As you may know the road runner is the state bird and a symbol of New Mexico. We spotted one who definitely lived up to the name as he ran rather than flew across the four lanes of the interstate. I was reminded of the cartoon character that routinely outsmarted…was it Wile E. Coyote?

Lakota Way for April

1 Apr

Honor

There was, and is, no higher honor than to defend one’s people. It is a philosophy summed up in words spoken to fighting men of old.

“Go forth boldly and be the first to face the enemy, for it is better to lie  a warrior naked in death than to be wrapped up well with a heart of water inside.”
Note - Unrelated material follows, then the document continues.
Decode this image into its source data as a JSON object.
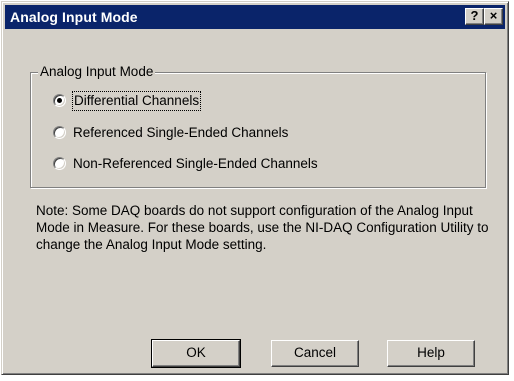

Today there are many ways for all of us to defend our people, whether by word, thought, or deed, and we should remember that. Honor rides a red horse.

Joseph M. Marshall III

Mostly Doing Chores

19 Mar

Due to continuing windy days here, much of my time is spent cleaning and organizing and waiting for nice-day walks with Pippy. Occasionally I like to share some little tricks of full-timing in a small space. Storage to avoid movement and breakage can be a challenge. The pic below is a shot of an overhead area which contains papers and records which must be retained including medical records, tax documents for several years, warranties and instruction manuals. Also state road maps and various ‘office’ supplies come into play. As you can see, short spring-loaded curtain rods placed vertically keep things in place while we bounce down the roads.